The details of the detection result of our proposed method in different conditions are shown in Table 1. In this table, “Correct” means the number of vehicles detected correctly and “Missed” means the number of missed vehicles.

Based on the results of Table 1, the detection rate of the proposed method was up to 98.9% in normal conditions. However, our performance was worse when the weather was dusty and the camera was vibrating. Although our strategy is new in unfavorable conditions, we used a detection and counting method based on the Kalman filter [13] to compare the performance of our proposed method. This algorithm is well known and is referred to by many researchers in similar works [13, 14]. The detection rates of this method in similar conditions are mentioned in Table 2.

7. Conclusion and Future Work

In this paper, we proposed a method to improve the detection and counting of vehicles in dusty weather with vibrating camera conditions. Our method uses an improved background subtraction algorithm to detect vehicles. Our innovation in this section includes a series of processing combined with a background subtraction algorithm to remove virtual blobs and decrease the effect of dusty weather with a vibrating camera. Additionally, we used a tracking step to achieve more data for the verification of vehicles in each frame based on their information on previous frames.
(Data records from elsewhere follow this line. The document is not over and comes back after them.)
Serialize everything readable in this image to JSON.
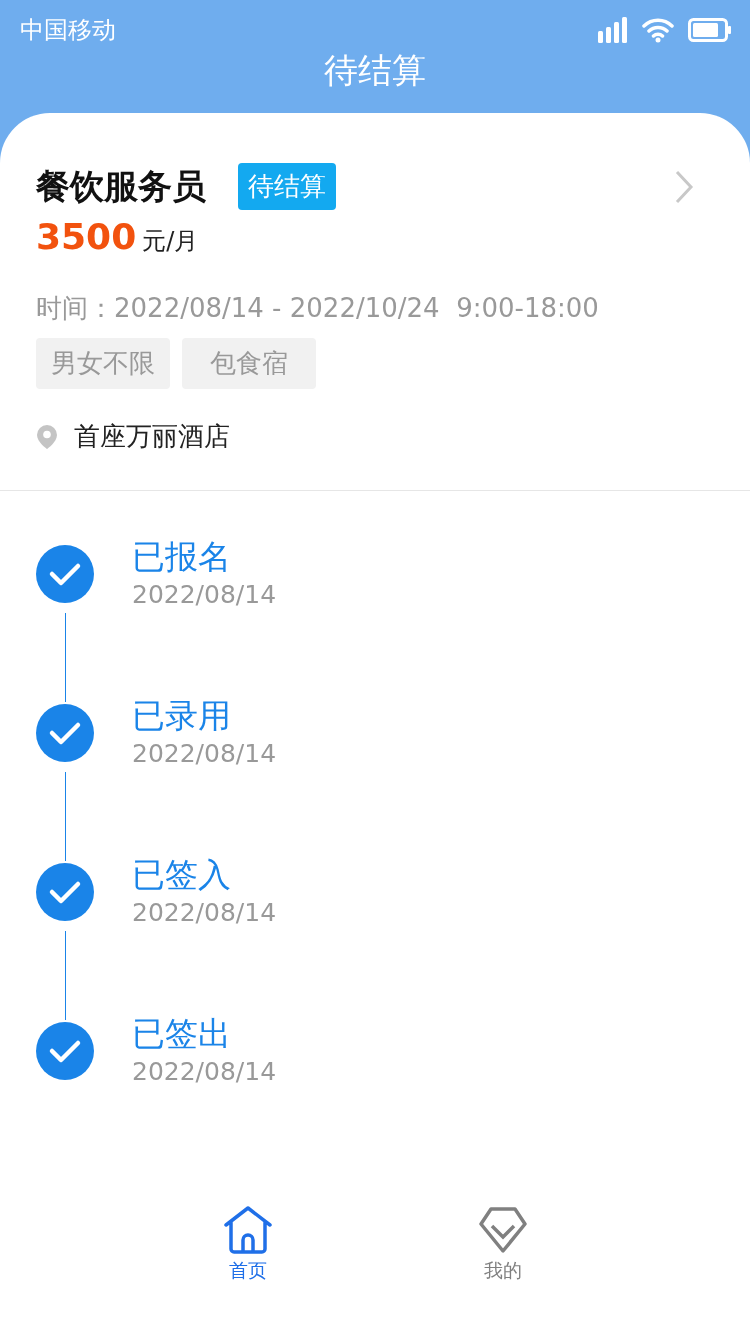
{
  "status_bar": {
    "carrier": "中国移动"
  },
  "header": {
    "title": "待结算"
  },
  "job": {
    "title": "餐饮服务员",
    "status": "待结算",
    "salary": "3500",
    "salary_unit": "元/月",
    "time": "时间：2022/08/14 - 2022/10/24  9:00-18:00",
    "tags": [
      "男女不限",
      "包食宿"
    ],
    "location": "首座万丽酒店"
  },
  "steps": [
    {
      "label": "已报名",
      "date": "2022/08/14",
      "done": true
    },
    {
      "label": "已录用",
      "date": "2022/08/14",
      "done": true
    },
    {
      "label": "已签入",
      "date": "2022/08/14",
      "done": true
    },
    {
      "label": "已签出",
      "date": "2022/08/14",
      "done": true
    }
  ],
  "tab_bar": [
    {
      "label": "首页",
      "kind": "home",
      "selected": true
    },
    {
      "label": "我的",
      "kind": "gem",
      "selected": false
    }
  ]
}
This idea was implemented by a particle filter and improved our detection and counting procedure. Our results showed that our proposed method was robust in complex conditions such as bright nights and snowy and dusty weather with a vibrating camera (due to the wide range of traffic conditions and varying speeds in different lanes). Our results are comparable to other works, such as those that use the Kalman filter in normal conditions, but are much better under extreme conditions, such as dusty or snowy weather with a vibrating camera.

However, some improvements may still be included, as the detection rate may still be enhanced. We have detected that white cars are hard to detect under snowing conditions. This issue requires some further research with more sensitive motion detection algorithms to be able to identify small changes on the monitored road. Additionally, the background subtraction method may be affected by vibrations of the camera or background movement due to windy conditions. Due to that, we plan to enhance our system by extending the particle filter functionality, so that the background subtraction method may be partially or completely replaced with the particle filter.

The provided accurate tracking information allows our system to face the next step, which is to measure the average speed of the vehicle in the monitored field of view. To achieve that, we will include, as future work, a 2D to 3D field of view calibration to the sequences, with continuous update of the calibration phase to take into account the dusty weather, vibration of the camera, and its effects on the extrinsic parameter of the calibration matrix.

Additionally, it would be convenient to include some information that would allow us to quantify the blurring level of the images, according to the amount of snow, dust, or fog captured by the camera. To achieve that, we have plans to incorporate an opacimeter in the monitored area, so that we can characterize the level of noise present in the images and, with that, provide estimated operational conditions of our proposal.

Conflicts of Interest

The authors declare that there are no conflicts of interest regarding the publication of this paper.